Providing patients more economical elective procedures

In today’s world of DSO practices, as these rely mostly on HMO PPO insurance, growing profits is constantly challenging.  Today’s trend leans towards practices which offer multi-specialty services that allow increases in practice gross revenue without referral outside the practice for those needed services.

Elective services, such as cosmetic procedures are not covered under most insurance plans. So, adding elective cases in your DSO practice not only can increase gross revenue.  But, when the right elective dentistry products are offered with techniques learned incorporating advanced dental education available, a DSO practice could benefit from net and not just the gross revenue increases which are truly increased profits. DSO’s having numerous branded locations across the US, systems to benefit from these added services are in demand by the consumer (patient) and are needed.

Direct Composite Veneers

Offering ceramic (porcelain or lithium disilcate) veneers in an insurance-based DSO practice will rarely offer patient acceptance as insurance will not cover those services frequently. These type of restorations are costly and today, most DSO patients are very financially conservative. If the patient is in good oral health, but would improve their smile esthetically, the DSO patient would most likely will not choose to accept treatment, even if they can afford it related to a lack of any coverage for ceramic veneers.

Offering direct composite veneers which can be half the cost or less than ceramic based restorations and could indeed show higher patient acceptance related to a balance between esthetic improvement and out of pocket cost.
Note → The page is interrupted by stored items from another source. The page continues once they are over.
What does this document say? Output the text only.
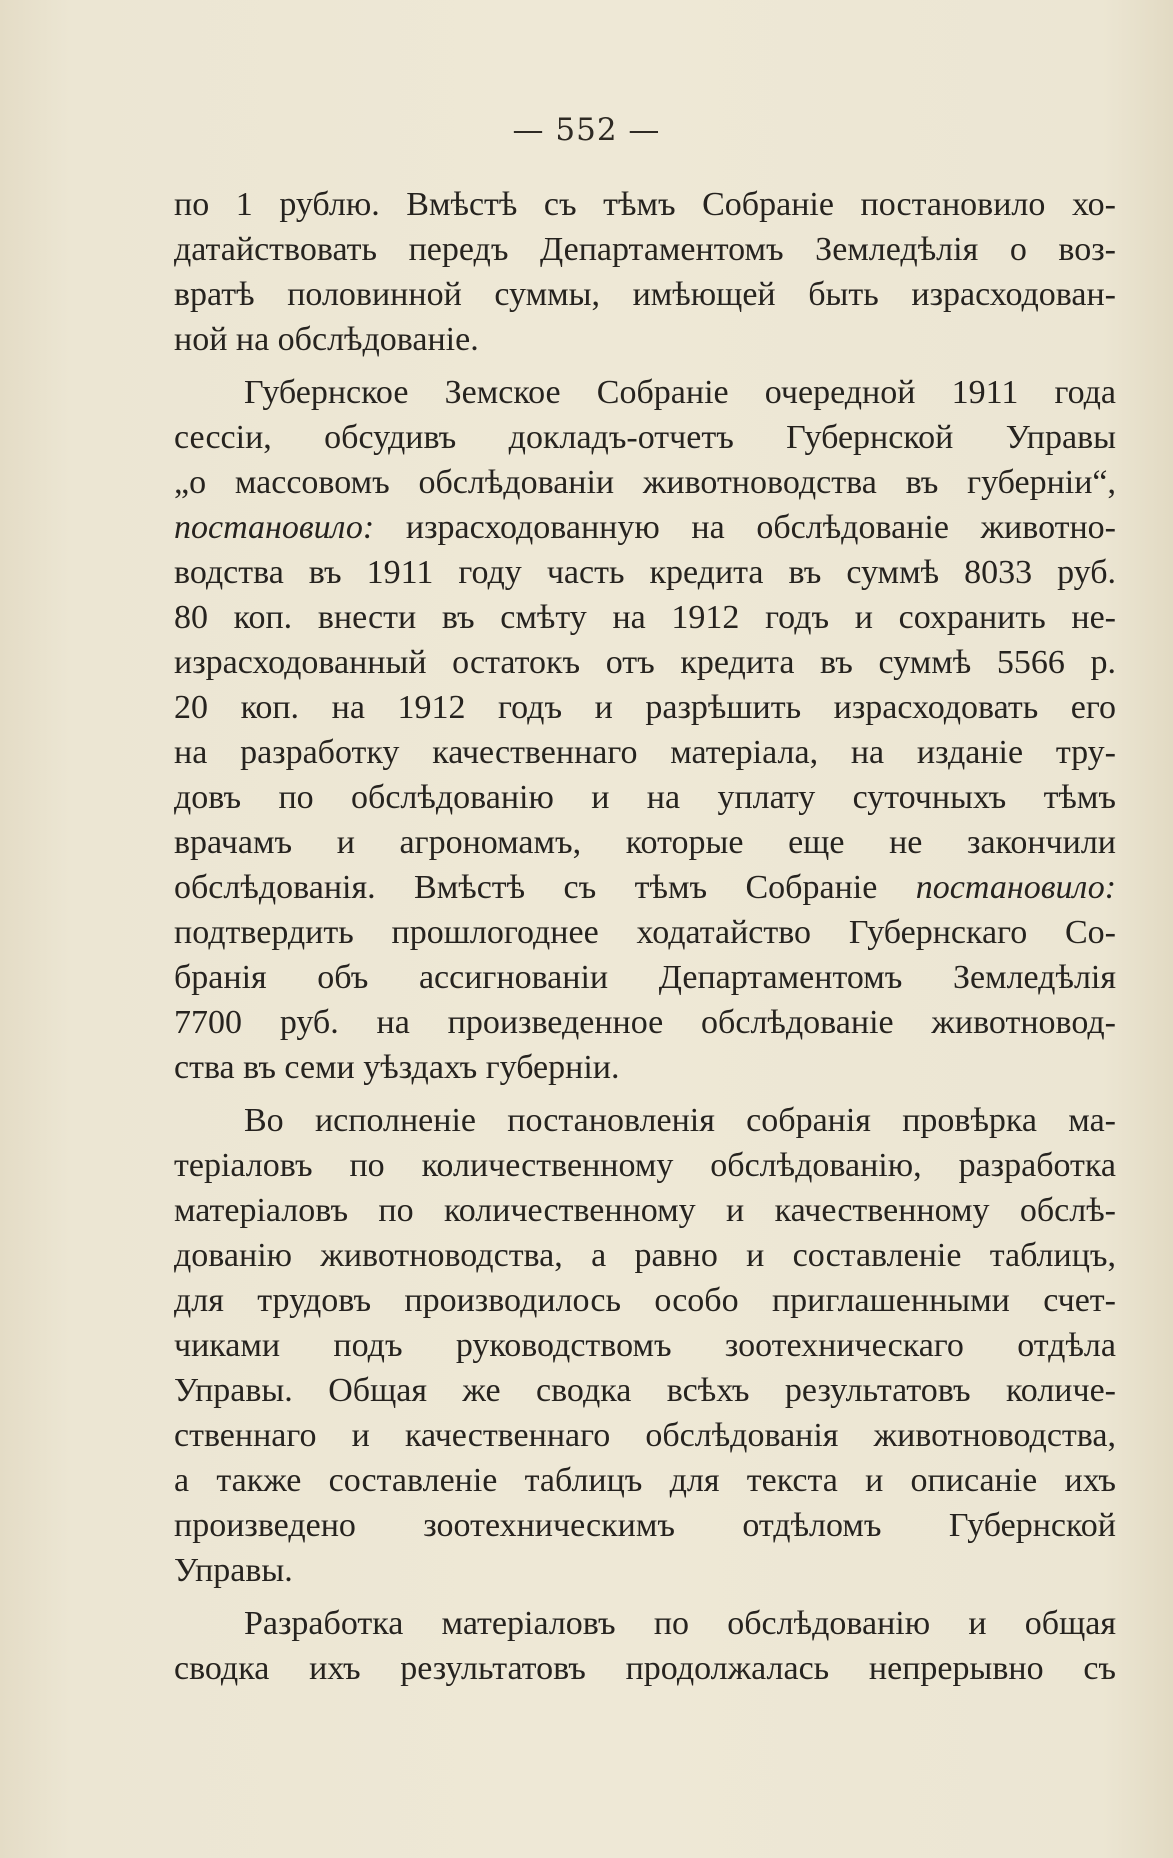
— 552 —
по 1 рублю. Вмѣстѣ съ тѣмъ Собраніе постановило хо-
датайствовать передъ Департаментомъ Земледѣлія о воз-
вратѣ половинной суммы, имѣющей быть израсходован-
ной на обслѣдованіе.
Губернское Земское Собраніе очередной 1911 года
сессіи, обсудивъ докладъ-отчетъ Губернской Управы
„о массовомъ обслѣдованіи животноводства въ губерніи“,
постановило: израсходованную на обслѣдованіе животно-
водства въ 1911 году часть кредита въ суммѣ 8033 руб.
80 коп. внести въ смѣту на 1912 годъ и сохранить не-
израсходованный остатокъ отъ кредита въ суммѣ 5566 р.
20 коп. на 1912 годъ и разрѣшить израсходовать его
на разработку качественнаго матеріала, на изданіе тру-
довъ по обслѣдованію и на уплату суточныхъ тѣмъ
врачамъ и агрономамъ, которые еще не закончили
обслѣдованія. Вмѣстѣ съ тѣмъ Собраніе постановило:
подтвердить прошлогоднее ходатайство Губернскаго Со-
бранія объ ассигнованіи Департаментомъ Земледѣлія
7700 руб. на произведенное обслѣдованіе животновод-
ства въ семи уѣздахъ губерніи.
Во исполненіе постановленія собранія провѣрка ма-
теріаловъ по количественному обслѣдованію, разработка
матеріаловъ по количественному и качественному обслѣ-
дованію животноводства, а равно и составленіе таблицъ,
для трудовъ производилось особо приглашенными счет-
чиками подъ руководствомъ зоотехническаго отдѣла
Управы. Общая же сводка всѣхъ результатовъ количе-
ственнаго и качественнаго обслѣдованія животноводства,
а также составленіе таблицъ для текста и описаніе ихъ
произведено зоотехническимъ отдѣломъ Губернской
Управы.
Разработка матеріаловъ по обслѣдованію и общая
сводка ихъ результатовъ продолжалась непрерывно съ
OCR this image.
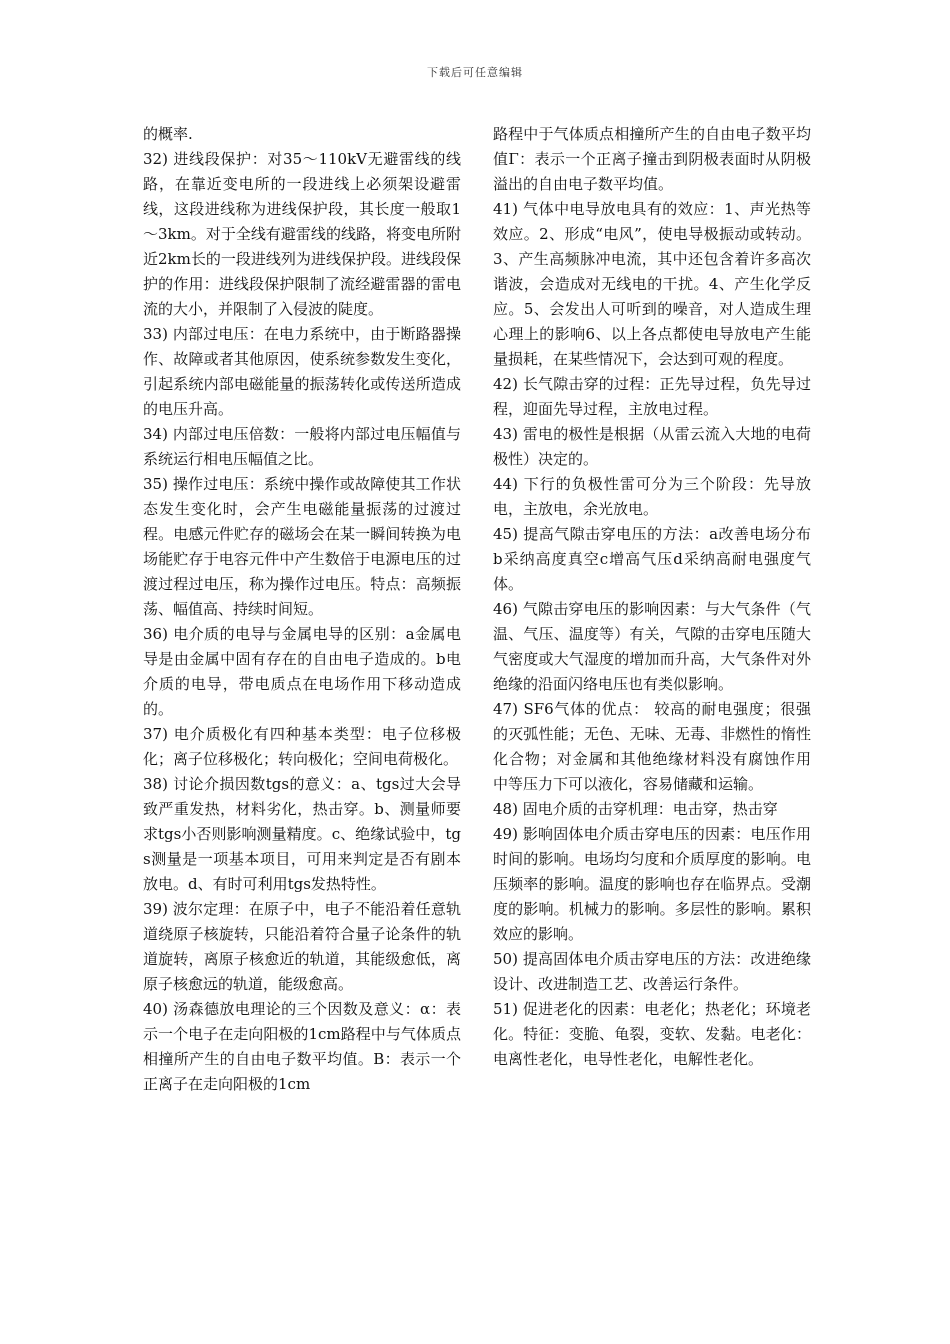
下载后可任意编辑

的概率.

32) 进线段保护：对35～110kV无避雷线的线路，在靠近变电所的一段进线上必须架设避雷线，这段进线称为进线保护段，其长度一般取1～3km。对于全线有避雷线的线路，将变电所附近2km长的一段进线列为进线保护段。进线段保护的作用：进线段保护限制了流经避雷器的雷电流的大小，并限制了入侵波的陡度。

33) 内部过电压：在电力系统中，由于断路器操作、故障或者其他原因，使系统参数发生变化，引起系统内部电磁能量的振荡转化或传送所造成的电压升高。

34) 内部过电压倍数：一般将内部过电压幅值与系统运行相电压幅值之比。

35) 操作过电压：系统中操作或故障使其工作状态发生变化时，会产生电磁能量振荡的过渡过程。电感元件贮存的磁场会在某一瞬间转换为电场能贮存于电容元件中产生数倍于电源电压的过渡过程过电压，称为操作过电压。特点：高频振荡、幅值高、持续时间短。

36) 电介质的电导与金属电导的区别：a金属电导是由金属中固有存在的自由电子造成的。b电介质的电导，带电质点在电场作用下移动造成的。

37) 电介质极化有四种基本类型：电子位移极化；离子位移极化；转向极化；空间电荷极化。

38) 讨论介损因数tgs的意义：a、tgs过大会导致严重发热，材料劣化，热击穿。b、测量师要求tgs小否则影响测量精度。c、绝缘试验中，tgs测量是一项基本项目，可用来判定是否有剧本放电。d、有时可利用tgs发热特性。

39) 波尔定理：在原子中，电子不能沿着任意轨道绕原子核旋转，只能沿着符合量子论条件的轨道旋转，离原子核愈近的轨道，其能级愈低，离原子核愈远的轨道，能级愈高。

40) 汤森德放电理论的三个因数及意义：α：表示一个电子在走向阳极的1cm路程中与气体质点相撞所产生的自由电子数平均值。B：表示一个正离子在走向阳极的1cm

路程中于气体质点相撞所产生的自由电子数平均值Γ：表示一个正离子撞击到阴极表面时从阴极溢出的自由电子数平均值。

41) 气体中电导放电具有的效应：1、声光热等效应。2、形成“电风”，使电导极振动或转动。3、产生高频脉冲电流，其中还包含着许多高次谐波，会造成对无线电的干扰。4、产生化学反应。5、会发出人可听到的噪音，对人造成生理心理上的影响6、以上各点都使电导放电产生能量损耗，在某些情况下，会达到可观的程度。

42) 长气隙击穿的过程：正先导过程，负先导过程，迎面先导过程，主放电过程。

43) 雷电的极性是根据（从雷云流入大地的电荷极性）决定的。

44) 下行的负极性雷可分为三个阶段：先导放电，主放电，余光放电。

45) 提高气隙击穿电压的方法：a改善电场分布b采纳高度真空c增高气压d采纳高耐电强度气体。

46) 气隙击穿电压的影响因素：与大气条件（气温、气压、温度等）有关，气隙的击穿电压随大气密度或大气湿度的增加而升高，大气条件对外绝缘的沿面闪络电压也有类似影响。

47) SF6气体的优点： 较高的耐电强度；很强的灭弧性能；无色、无味、无毒、非燃性的惰性化合物；对金属和其他绝缘材料没有腐蚀作用 中等压力下可以液化，容易储藏和运输。

48) 固电介质的击穿机理：电击穿，热击穿

49) 影响固体电介质击穿电压的因素：电压作用时间的影响。电场均匀度和介质厚度的影响。电压频率的影响。温度的影响也存在临界点。受潮度的影响。机械力的影响。多层性的影响。累积效应的影响。

50) 提高固体电介质击穿电压的方法：改进绝缘设计、改进制造工艺、改善运行条件。

51) 促进老化的因素：电老化；热老化；环境老化。特征：变脆、龟裂，变软、发黏。电老化：电离性老化，电导性老化，电解性老化。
But as we all know, how do you get the best results, without losing profits on the procedure, especially when creating the restorations freehand style intraorally.

Learning procedures from leading advanced dental educators, such as “The Nash Institute” Continuum Program, would provide the skills and know how to offer predictable results and increased elective dentistry with higher patient acceptance and a great way to increase profits.

Direct Composite Veneer Case

Dentistry and photography by Dr. Ross W. Nash

Figure 1: Patient presented with dissatisfaction with her smile expressing that she felt it was worn looking and gummy in appearance.  Examination notes incisal wear on the central incisors with the lateral incisors, incisal edge more coronal then the adjacent central incisors.

Dentistry and photography by Dr. Ross W. Nash

Figure 2: Healthy gingiva was noted and the incisal wear on the central incisors presented a worn smile with the incisal edges of the laterals positioned more coronal then the central incisors. The central incisors due to the wear have lost length coronally, resulting in the width and length being equal resulting in a square looking tooth.

Golden Proportions

Figure 3: When we look at central incisors, based on “golden proportions” the width of the tooth should be 80% of the length of the coronal of the central incisor to give an acceptable esthetic appearance. When the length equals the width, as in our clinical example, the centrals have a square or boxy appearance disrupting esthetics. Conversely, when the length to width ratio increases at the expense of the width (width is less then 80% of the length) the teeth will appear too long esthetically.

Width Relationship

Figure 4: Width relationship between the anterior maxillary teeth also factors into the esthetic overall appearance.  The width of the lateral incisor combined with the width of the canine from the mesial contact to mid canine (vertical line drawn down center of the canine from the cusp tip) should equal the width of the central incisor. When these proportions are followed a natural appearance is achieved.

Dentistry and photography by Dr. Ross W. Nash

Figure 5: As can be observed in the patient, the width of the centrals equals the length and the incisal edge is shorter due to wear.  To improve the smile esthetically, as the laterals do not demonstrate wear, lengthening the central incisors coronally will restore golden proportions and achieve the patients desired expectations.

Dentistry and photography by Dr. Ross W. Nash

Figure 6: Direct composite has been added to the right central incisor to achieve a length to width ratio following golden proportions restoring the tooth’s length to where the incisal edge was prior to the wear.  As we can observe, the right centrals incisal edge in relation to the lateral incisor is 1-1.5mm longer providing a more youthful appearance.  We can also see how much wear had occurred to the central incisors when we compare the corrected right central to the untreated left central incisor.

Dentistry and photography by Dr. Ross W. Nash

Figure 7: Both central incisors have received direct composite veneers restoring them to more ideal length to width ratios and providing a more youthful esthetic appearance that is in harmony with the adjacent untreated anterior teeth.

Dentistry and photography by Dr. Ross W. Nash

Figure 8: The direct composite veneers is carried over onto the lingual surface blending with the remaining tooth structure. Treatment of the two centrals was without tooth preparation and anterior guidance was re-established with the composite to prevent future wear and preserve the direct veneers over time.

Dentistry and photography by Dr. Ross W. Nash

Figure 9: Direct composite veneers to treat the worn central incisors restored golden proportions to the maxillary anterior without the need for tooth preparation.